Nadelman, while I respect your opinion, I think your premise that only koryu arts possess the key to unlocking kata (and that kata bunkai is the end all and be all of karate) is off base. I think there are few Okinawan MA today that can honestly say they draw upon 600+ years of tradition. My suspicion, anecdotedly confirmed by word of month and Bishop's book on Okinawan karate, is that even the most traditional Okinawan styles have changed their training in the last 50-100 years.

I thank you all for your opinions. You know, as I get older (and slower) I spend more time thinking about both wasted opportunity and those paths which I have unintentionally discovered.

Nadelman
30th August 2006, 05:27
Nadelman, while I respect your opinion, I think your premise that only koryu arts possess the key to unlocking kata (and that kata bunkai is the end all and be all of karate) is off base. I think there are few Okinawan MA today that can honestly say they draw upon 600+ years of tradition. My suspicion, anecdotedly confirmed by word of month and Bishop's book on Okinawan karate, is that even the most traditional Okinawan styles have changed their training in the last 50-100 years.

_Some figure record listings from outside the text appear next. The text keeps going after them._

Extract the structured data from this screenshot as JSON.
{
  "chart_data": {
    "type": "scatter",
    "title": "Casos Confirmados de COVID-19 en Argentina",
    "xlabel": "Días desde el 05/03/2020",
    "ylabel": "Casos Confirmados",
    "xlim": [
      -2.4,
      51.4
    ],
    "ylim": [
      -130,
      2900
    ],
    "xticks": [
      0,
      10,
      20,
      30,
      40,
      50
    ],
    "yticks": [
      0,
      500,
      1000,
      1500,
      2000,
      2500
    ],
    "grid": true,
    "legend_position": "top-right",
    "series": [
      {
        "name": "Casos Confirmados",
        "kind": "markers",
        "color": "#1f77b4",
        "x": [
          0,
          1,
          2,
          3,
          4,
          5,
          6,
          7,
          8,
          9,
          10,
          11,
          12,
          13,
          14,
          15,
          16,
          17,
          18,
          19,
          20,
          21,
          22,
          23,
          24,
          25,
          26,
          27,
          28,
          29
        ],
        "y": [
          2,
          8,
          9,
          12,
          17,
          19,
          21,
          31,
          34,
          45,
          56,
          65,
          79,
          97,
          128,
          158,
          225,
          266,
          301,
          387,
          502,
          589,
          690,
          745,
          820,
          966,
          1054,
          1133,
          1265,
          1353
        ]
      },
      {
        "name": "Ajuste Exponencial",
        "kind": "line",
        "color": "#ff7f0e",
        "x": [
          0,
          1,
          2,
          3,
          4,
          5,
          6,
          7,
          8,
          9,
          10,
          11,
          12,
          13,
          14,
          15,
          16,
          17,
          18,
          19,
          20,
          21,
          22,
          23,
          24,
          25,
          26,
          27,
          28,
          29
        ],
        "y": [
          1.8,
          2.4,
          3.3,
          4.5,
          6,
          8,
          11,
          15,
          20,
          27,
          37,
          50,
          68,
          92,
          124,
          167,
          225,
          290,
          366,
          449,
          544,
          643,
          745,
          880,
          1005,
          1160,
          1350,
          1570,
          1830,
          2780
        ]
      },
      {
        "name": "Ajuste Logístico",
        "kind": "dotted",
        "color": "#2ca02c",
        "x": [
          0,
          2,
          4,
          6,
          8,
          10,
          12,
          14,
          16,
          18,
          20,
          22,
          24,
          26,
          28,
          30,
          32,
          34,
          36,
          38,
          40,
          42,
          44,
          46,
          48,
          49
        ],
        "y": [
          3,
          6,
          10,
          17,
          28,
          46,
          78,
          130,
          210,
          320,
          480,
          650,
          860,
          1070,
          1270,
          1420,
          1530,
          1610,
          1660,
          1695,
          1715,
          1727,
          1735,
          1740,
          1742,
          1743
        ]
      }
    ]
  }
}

It is very true that most, if not all MA in Okinawa have changed their training over the years. This is to be expected if an art is to evolve. However, staying true to the propriety of the Kata does not mean that one is restricted from interpreting new applications and developing new training methods. Just the opposite, it is this structure that provides the framework from which to develop and evolve.

epramberg
18th September 2006, 20:56
I have seen some of the offshootes of Wado Karate. The traditional ogranized sects deviate enough in content, but most of the modern versions of Wado have lost all of the founding principals of Wado. In essence these sects should stop using that name all together. I will not specuate on how effective they are, but I will say that it is not the same martial art.

Jay Vail
4th October 2006, 01:07
Non-traditional and modern styles of Karate do have merits and its students may be very good, but the original knowledge has not been passed on to them and they do not benefit from the 600 + years of development of Okinawan Karate.

Basically, they have started the development cycle from the beginning.

You know, for years I searched the sources trying to establish/verify karate's ancient roots, but everything I have found seems to indicate that what we call karate doesn't seem to be older than the late 1700s and much of it seems even younger still, dating only from about Matsumura's time, the mid-1800s. I wish it weren't so, but sadly, that seems to be it.